Article 3.1
3.1.1. Embauche (1)
Lorsqu'un employeur engage un salarié, il peut demander son dernier certificat de travail, son curriculum vitae et doit lui faire passer la visite d'information et de prévention ou la visite médicale obligatoire lorsqu'elle prévue par les textes.
L'engagement est conclu par un contrat écrit, conforme à la présente convention collective.
Les parties signataires rappellent leur préférence pour les contrats à durée indéterminée et incitent les employeurs et les salariés à adopter de façon prioritaire les contrats de cette nature.
3.1.2. Contrat de travail
Le contrat de travail est établi en double exemplaire, signé par les deux parties et remis à chacune d'elles.
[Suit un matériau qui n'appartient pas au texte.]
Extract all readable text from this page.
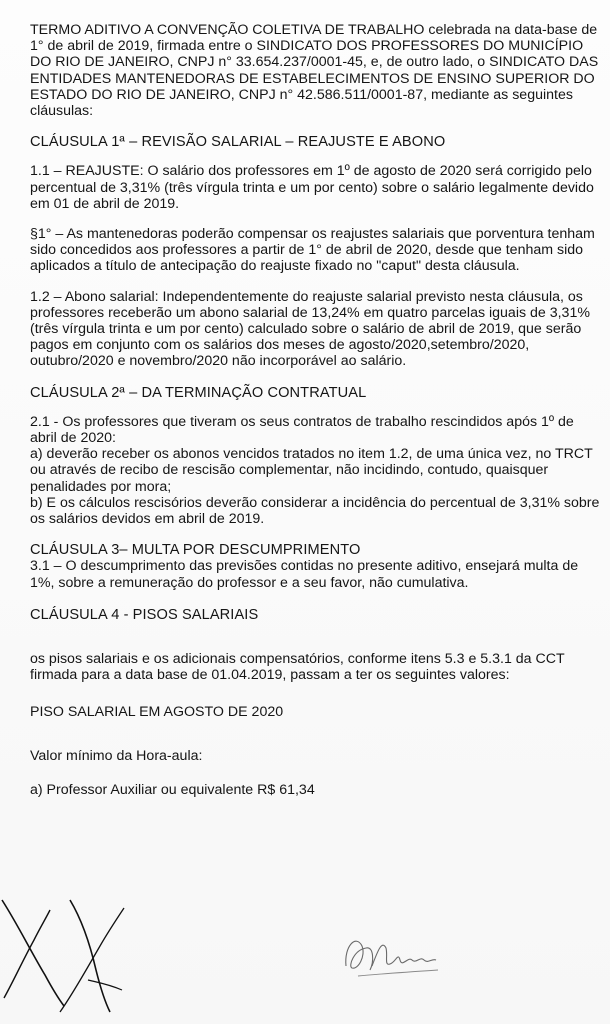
TERMO ADITIVO A CONVENÇÃO COLETIVA DE TRABALHO celebrada na data-base de 1° de abril de 2019, firmada entre o SINDICATO DOS PROFESSORES DO MUNICÍPIO DO RIO DE JANEIRO, CNPJ n° 33.654.237/0001-45, e, de outro lado, o SINDICATO DAS ENTIDADES MANTENEDORAS DE ESTABELECIMENTOS DE ENSINO SUPERIOR DO ESTADO DO RIO DE JANEIRO, CNPJ n° 42.586.511/0001-87, mediante as seguintes cláusulas:

CLÁUSULA 1ª – REVISÃO SALARIAL – REAJUSTE E ABONO

1.1 – REAJUSTE: O salário dos professores em 1º de agosto de 2020 será corrigido pelo percentual de 3,31% (três vírgula trinta e um por cento) sobre o salário legalmente devido em 01 de abril de 2019.

§1° – As mantenedoras poderão compensar os reajustes salariais que porventura tenham sido concedidos aos professores a partir de 1° de abril de 2020, desde que tenham sido aplicados a título de antecipação do reajuste fixado no "caput" desta cláusula.

1.2 – Abono salarial: Independentemente do reajuste salarial previsto nesta cláusula, os professores receberão um abono salarial de 13,24% em quatro parcelas iguais de 3,31% (três vírgula trinta e um por cento) calculado sobre o salário de abril de 2019, que serão pagos em conjunto com os salários dos meses de agosto/2020,setembro/2020, outubro/2020 e novembro/2020 não incorporável ao salário.

CLÁUSULA 2ª – DA TERMINAÇÃO CONTRATUAL

2.1 - Os professores que tiveram os seus contratos de trabalho rescindidos após 1º de abril de 2020:

a) deverão receber os abonos vencidos tratados no item 1.2, de uma única vez, no TRCT ou através de recibo de rescisão complementar, não incidindo, contudo, quaisquer penalidades por mora;

b) E os cálculos rescisórios deverão considerar a incidência do percentual de 3,31% sobre os salários devidos em abril de 2019.

CLÁUSULA 3– MULTA POR DESCUMPRIMENTO

3.1 – O descumprimento das previsões contidas no presente aditivo, ensejará multa de 1%, sobre a remuneração do professor e a seu favor, não cumulativa.

CLÁUSULA 4 - PISOS SALARIAIS

os pisos salariais e os adicionais compensatórios, conforme itens 5.3 e 5.3.1 da CCT firmada para a data base de 01.04.2019, passam a ter os seguintes valores:

PISO SALARIAL EM AGOSTO DE 2020

Valor mínimo da Hora-aula:

a) Professor Auxiliar ou equivalente R$ 61,34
Le contrat de travail écrit indique notamment :
– l'identité des parties ;
– la convention collective de référence ;
– la date d'effet du contrat ;
– la nature du contrat ;
– le lieu de travail ;
– la qualification de l'emploi ;
– la classification professionnelle ;
– la durée et les modalités de la période d'essai (y compris son éventuel renouvellement) ;
– la durée du travail ;
– la rémunération ;
– les clauses particulières ;
– le régime de protection sociale et la caisse de retraite complémentaire ;
– les primes éventuelles ;
– les avantages en nature éventuels ;
– le régime de prévoyance et santé.
Le contrat peut contenir toute clause particulière sous réserve qu'elle ne soit pas contraire aux dispositions de la présente convention et de la réglementation en vigueur.
Toute modification ultérieure du contrat fera l'objet d'un avenant signé par les deux intéressés.
Une modification du contrat de travail ne peut être imposée au salarié en dehors des cas prévus par les textes réglementaires.
3.1.3. Conditions particulières relatives aux contrats à durée déterminée
1. Cas de recours au CDD
Le recours au contrat à durée déterminée n'est possible que dans les cas prévus par le code du travail.
2. Durée du contrat
En ce qui concerne la durée du contrat à durée déterminée, il convient de se référer aux dispositions du code du travail.
3. Indemnité de fin de contrat : condition d'attribution, montant et versement
À l'échéance du terme, le salarié a droit à une indemnité de fin de contrat, sauf dans les cas prévus par la loi.
Le montant de l'indemnité de fin de contrat est égal à 10 % de la rémunération totale brute due au salarié. Cette indemnité sera versée à l'issue du contrat en même temps que le dernier salaire et figurera sur le bulletin de paie.
(1) L'article 3.1.1 est étendu sous réserve du respect des dispositions de l'article R. 717-13 du code rural et de la pêche maritime.